Präsident Uribe geht auf die Farc-Rebellen zu

Nach dem Tod des obersten Guerilla-Chefs ist die älteste Guerilla-Bewegung Lateinamerikas stark geschwächt – Hoffnung für Geiseln

Spekuliert worden war oft über seinen möglichen Tod. Jetzt ist die Nachricht offiziell: Der langjährige Guerilla-Chef der kolumbianischen Farc, Manuel Marulanda, starb bereits am 26. März. Entsprechende Berichte des Verteidigungsministeriums in Bogota wurden nun von einem Sprecher der Farc bestätigt. Nachfolger an der Spitze der Organisation sei Alfonso Cano, bisheriger Chefideologe der Farc („Revolutionäre Streitkräfte Kolumbiens“).

Der 78-jährige Marulanda – mit bürgerlichem Namen Pedro Antonio Marin – führte die Guerilla-Organisation seit ihrer Gründung 1964. Er war der älteste noch lebende Rebellenführer Lateinamerikas. Egal ob er eines „natürlichen Todes oder infolge eines Bombardements“ gestorben ist: Dies sei der „bisher schwerste Schlag“ für die Revolutionären Streitkräfte, so der kolumbianische Generalstabschef Admiral David Moreno.

Endlich Frieden nach vierzig Jahren Bürgerkrieg?

Der Tod Marulandas nährt Hoffnungen auf ein Ende des mehr als vierzig Jahre dauernden Bürgerkriegs zwischen Guerilla und Regierungsarmee sowie auf ein Ende des Geiseldramas in Kolumbien. Derzeit sollen sich noch 700 Geiseln in den Händen der Farc befinden, darunter die schwerkranke ehemalige Präsidentschaftskandidatin Ingrid Betancourt.

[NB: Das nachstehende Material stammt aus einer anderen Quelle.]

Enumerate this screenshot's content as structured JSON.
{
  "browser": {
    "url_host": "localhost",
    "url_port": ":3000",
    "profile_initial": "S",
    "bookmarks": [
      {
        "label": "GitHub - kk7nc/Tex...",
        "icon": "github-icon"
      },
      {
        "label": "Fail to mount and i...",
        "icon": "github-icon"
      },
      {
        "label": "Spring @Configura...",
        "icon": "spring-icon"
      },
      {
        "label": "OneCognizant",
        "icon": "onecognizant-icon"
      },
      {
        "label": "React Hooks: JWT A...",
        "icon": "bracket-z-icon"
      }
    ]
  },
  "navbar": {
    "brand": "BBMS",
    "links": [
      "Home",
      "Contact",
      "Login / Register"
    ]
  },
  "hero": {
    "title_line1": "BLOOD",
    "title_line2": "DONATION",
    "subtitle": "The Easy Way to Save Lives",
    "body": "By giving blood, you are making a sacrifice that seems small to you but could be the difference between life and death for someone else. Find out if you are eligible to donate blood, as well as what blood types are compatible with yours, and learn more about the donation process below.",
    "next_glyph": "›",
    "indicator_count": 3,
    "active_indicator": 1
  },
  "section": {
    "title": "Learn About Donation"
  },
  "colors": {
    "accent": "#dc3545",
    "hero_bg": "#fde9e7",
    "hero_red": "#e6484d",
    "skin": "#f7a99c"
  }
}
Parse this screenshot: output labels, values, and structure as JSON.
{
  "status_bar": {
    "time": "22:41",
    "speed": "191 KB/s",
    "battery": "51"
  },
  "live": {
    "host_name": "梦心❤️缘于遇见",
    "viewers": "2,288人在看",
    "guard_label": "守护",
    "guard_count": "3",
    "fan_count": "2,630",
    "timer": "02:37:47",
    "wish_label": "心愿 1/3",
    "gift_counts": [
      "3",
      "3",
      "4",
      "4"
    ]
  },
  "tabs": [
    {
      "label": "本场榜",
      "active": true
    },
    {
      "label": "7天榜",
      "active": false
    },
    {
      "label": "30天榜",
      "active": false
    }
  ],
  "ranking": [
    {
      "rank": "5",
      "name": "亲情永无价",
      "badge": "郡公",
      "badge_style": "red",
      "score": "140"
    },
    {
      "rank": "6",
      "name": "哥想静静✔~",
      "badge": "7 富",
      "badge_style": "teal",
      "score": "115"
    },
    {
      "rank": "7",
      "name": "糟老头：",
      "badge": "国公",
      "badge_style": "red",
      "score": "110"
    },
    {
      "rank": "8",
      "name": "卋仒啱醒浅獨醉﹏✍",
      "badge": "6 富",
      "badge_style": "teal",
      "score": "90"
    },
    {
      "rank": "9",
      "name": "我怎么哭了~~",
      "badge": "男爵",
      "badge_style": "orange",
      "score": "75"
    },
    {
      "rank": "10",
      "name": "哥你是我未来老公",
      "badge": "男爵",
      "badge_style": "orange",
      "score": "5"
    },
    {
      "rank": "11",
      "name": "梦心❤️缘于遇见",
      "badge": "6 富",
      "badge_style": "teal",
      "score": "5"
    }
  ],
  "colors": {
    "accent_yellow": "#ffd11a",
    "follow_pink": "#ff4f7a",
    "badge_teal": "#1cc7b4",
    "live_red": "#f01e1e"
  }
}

Der kolumbianische Präsident Alvaro Uribe machte den Rebellen nun erstmals ein Angebot, sofern sie ihre Geiseln freilassen würden. Er stellte ihnen Aussetzung der Strafverfolgung und Ausreise ins Exil in Aussicht. Auch in Kolumbien selbst will die Regierung Integrations- und Resozialisierungsprogramme für ehemalige Guerilleros fördern.

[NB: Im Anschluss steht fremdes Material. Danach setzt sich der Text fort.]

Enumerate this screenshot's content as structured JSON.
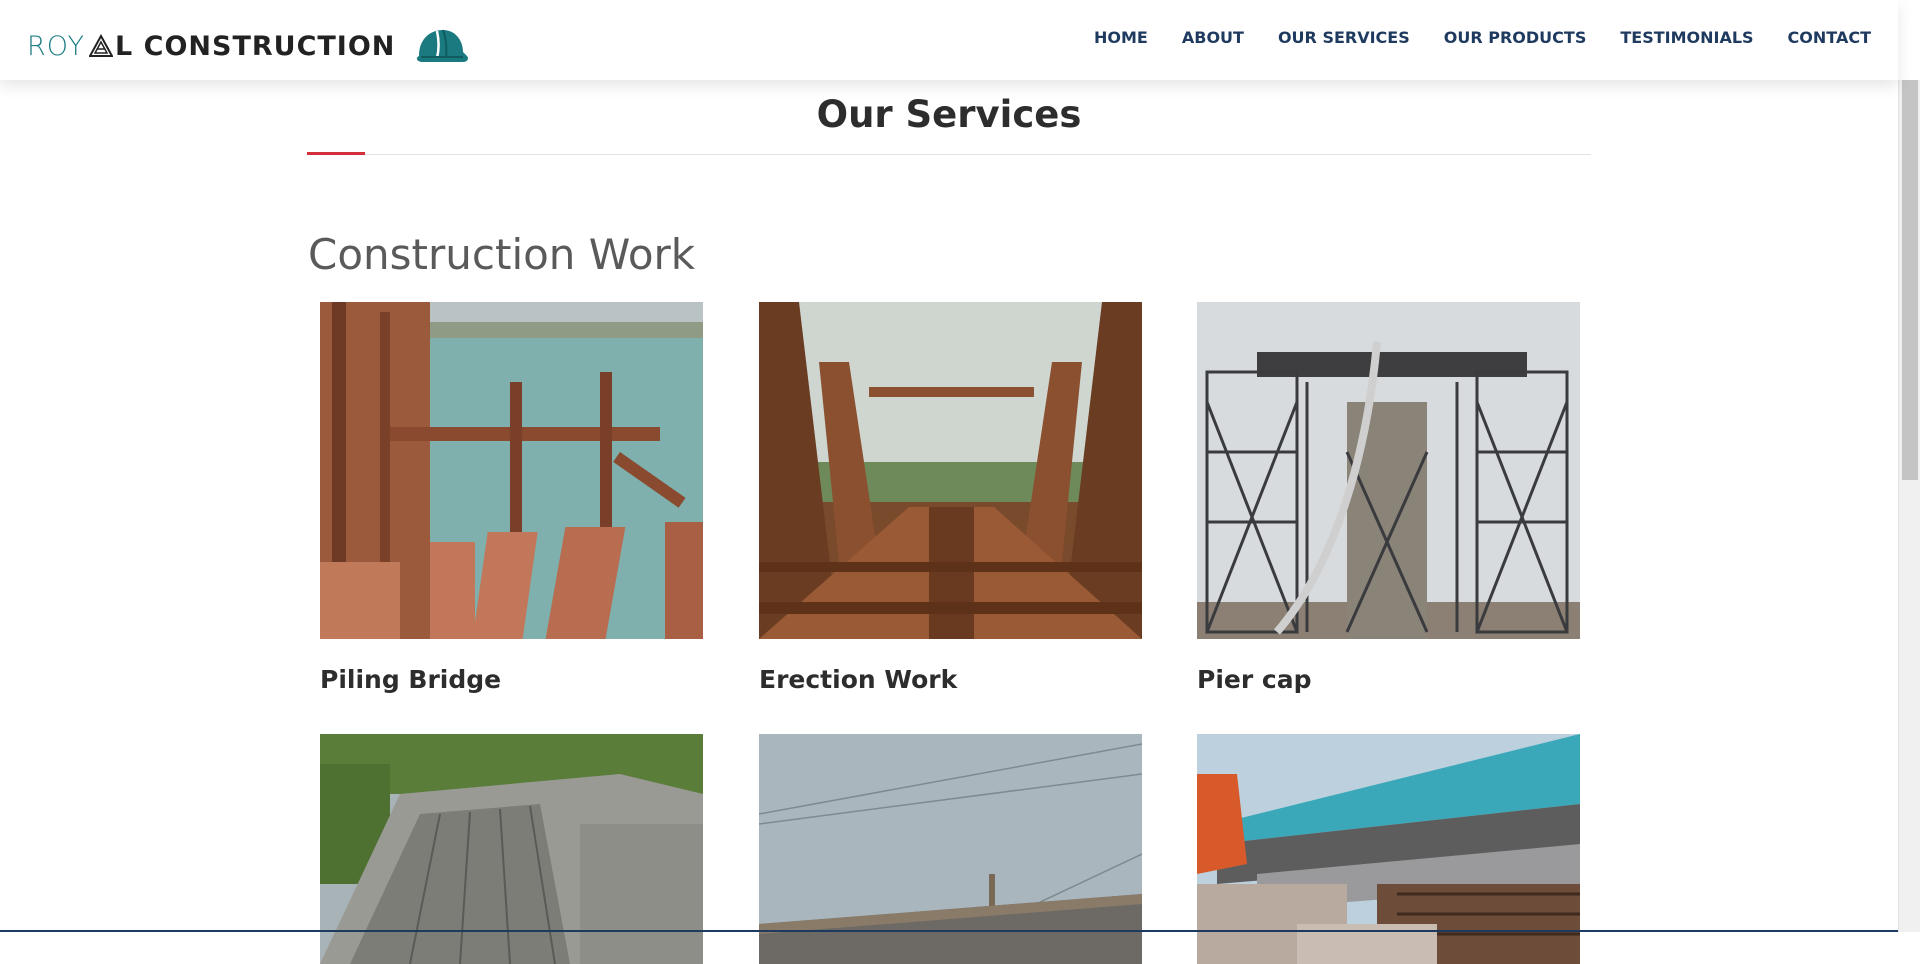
{
  "brand": {
    "part1": "ROY",
    "part2": "L CONSTRUCTION",
    "accent_color": "#1f7f86"
  },
  "nav": {
    "items": [
      "HOME",
      "ABOUT",
      "OUR SERVICES",
      "OUR PRODUCTS",
      "TESTIMONIALS",
      "CONTACT"
    ]
  },
  "section": {
    "title": "Our Services",
    "accent_color": "#d32f3a"
  },
  "category": {
    "heading": "Construction Work"
  },
  "services": [
    {
      "caption": "Piling Bridge",
      "image": "piling-bridge-photo"
    },
    {
      "caption": "Erection Work",
      "image": "erection-work-photo"
    },
    {
      "caption": "Pier cap",
      "image": "pier-cap-photo"
    },
    {
      "caption": "",
      "image": "bridge-deck-photo"
    },
    {
      "caption": "",
      "image": "steel-girder-sky-photo"
    },
    {
      "caption": "",
      "image": "railway-bridge-photo"
    }
  ]
}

Für Uribe bedeutet dies eine Abkehr von seiner bisherigen harten Anti-Guerilla-Politik. Die Farc mit militärischen Mitteln zu besiegen, lautete bisher sein oberstes Ziel. Der „Appeasement-Politik“ seines Vorgängers Andrés Pastrana erteilte Uribe, einer der letzten noch verbliebenen konservativen Präsidenten der Region, bereits zu Beginn seiner ersten Amtszeit im August 2002 eine harte Absage. Diesen Kurs setzte der kolumbianische Staatschef auch nach seiner Wiederwahl im Sommer 2006 fort. Er konnte dabei auf die Unterstützung der Vereinigten Staaten zählen – und auf Zustimmung der eigenen Bevölkerung. Denn unter Uribe verbesserte sich die Sicherheitslage des Landes, nahm die Zahl der Gewaltakte insgesamt ab. Allerdings gelang es niemals, die Farc militärisch völlig auszuschalten. Die Organisation besitzt eine strenge Hierarchie und ausgefeilte Infrastruktur; sie kann auf reiche Gelder aus dem Drogenhandel und aus Lösegeldzahlungen zurückgreifen.

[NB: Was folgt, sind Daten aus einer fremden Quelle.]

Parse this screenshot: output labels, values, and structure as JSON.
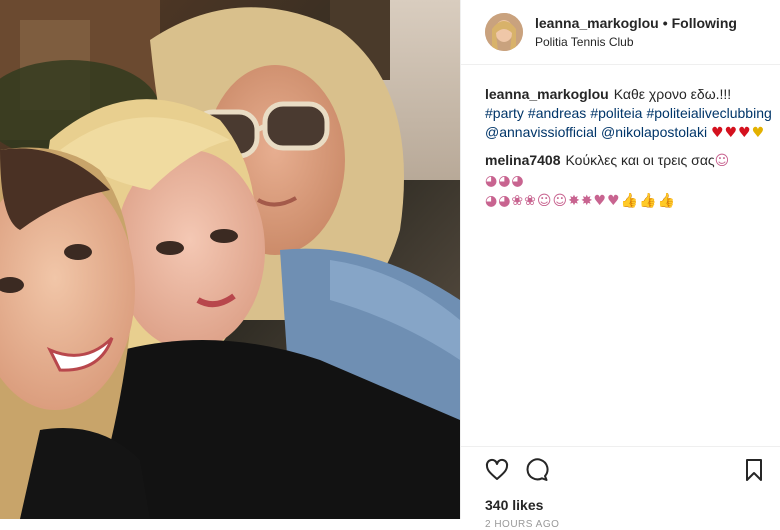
{
  "header": {
    "username": "leanna_markoglou",
    "separator": "•",
    "follow_status": "Following",
    "location": "Politia Tennis Club"
  },
  "caption": {
    "username": "leanna_markoglou",
    "text": "Καθε χρονο εδω.!!!",
    "hashtags": [
      "#party",
      "#andreas",
      "#politeia",
      "#politeialiveclubbing"
    ],
    "mentions": [
      "@annavissiofficial",
      "@nikolapostolaki"
    ],
    "emoji_line1": "♥♥♥",
    "emoji_line2": "♥"
  },
  "comment": {
    "username": "melina7408",
    "text": "Κούκλες και οι τρεις σας",
    "emoji_tail": "☺◕◕◕",
    "emoji_line": "◕◕❀❀☺☺✸✸♥♥👍👍👍"
  },
  "actions": {
    "likes": "340 likes",
    "timestamp": "2 HOURS AGO"
  },
  "icons": {
    "like": "heart-icon",
    "comment": "comment-icon",
    "save": "bookmark-icon"
  }
}
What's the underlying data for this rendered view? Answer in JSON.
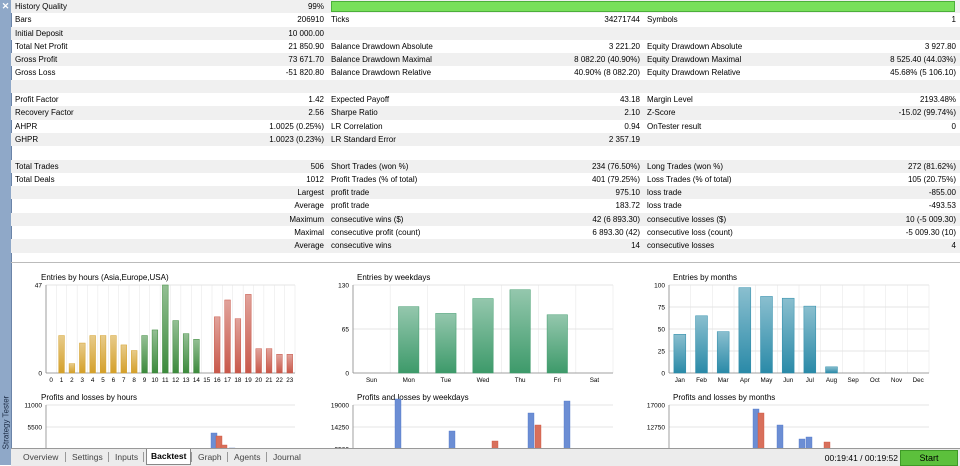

Die älteste Guerilla-Bewegung Lateinamerikas entstand in den 60er Jahren im historischen Kontext der „violencia“, der „Zeit der Gewalt“, also der blutigen Auseinandersetzungen zwischen Konservativen und Liberalen in Kolumbien. Sie verstand sich zunächst als bäuerliche Selbstverteidigungstruppe gegen die wachsende Gewalt von Großgrundbesitzern und Militärs. Im Laufe der 70er und 80er Jahre weitete sie ihren Einfluss- und Aktionsbereich auch in die großen Städte aus, gewann intellektuelle Bevölkerungsschichten, etwa Studenten, für sich.

In der Bevölkerung längst an Rückhalt verloren

Die Revolutionären Streitkräfte Kolumbiens bezeichnen sich selbst bis heute als marxistisch-leninistisch und als bolivarisch, verbinden also kommunistisches Gedankengut und Ideen des südamerikanischen Freiheitskämpfers Simón Bolivar. In der Vergangenheit wurde die Organisation von der Sowjetunion und Kuba unterstützt; heute erhält sie Hilfe durch den venezolanischen Staatschef Hugo Chávez und zum Teil auch durch Ecuadors Staatschef Rafael Correa.

Auch wenn es bisher nicht gelungen ist, die Farc mit militärischen Mitteln zu besiegen, ist die einst mächtigste Guerillabewegung Lateinamerikas heute geschwächt. Vor allem hat sie ihren Rückhalt gerade in der ländlichen Bevölkerung verloren. Zahlreiche Massaker an Zivilisten und Vertreibungen ganzer Dörfer haben das Ansehen der Rebellen zerstört. International sorgen zudem die Menschenrechtsverstöße der Farc für Aufsehen: Im Juli 2004 verurteilte der Hohe Kommissar der Vereinten Nationen für Menschenrechte die Gewalt der Guerilla. Er wies darauf hin, dass die Revolutionären Streitkräfte gegen Artikel 17 des Zweiten Zusatzprotokolls der Genfer Konvention verstoßen würden, etwa durch Verwendung von Antipersonenminen und Geiselnahmen. Im März 2008 kam es in Kolumbien zu landesweiten Protesten gegen die Farc, an der sich allein in der Hauptstadt Bogota rund eine Million Menschen beteiligten.

Die Führung der Farc ist personell stark geschwächt: Schon im Frühjahr war ihr zweithöchster Führer, Raúl Reyes, bei einer kolumbianischen Militäraktion auf ecuadorianischem Territorium ums Leben gekommen. Dies löste damals eine heftige Krise zwischen Kolumbien, Ecuador und Venezuela aus, die fast zu einer militärischen Eskalation geführt hätte und nur mit Hilfe der Organisation Amerikanischer Staaten (OAS) gelöst werden konnte. Der Tod Marulandas, der über Jahrzehnte das so genannte Generalkommando der Farc leitete, bedeutet für die Organisation zweifellos den herbsten Schlag.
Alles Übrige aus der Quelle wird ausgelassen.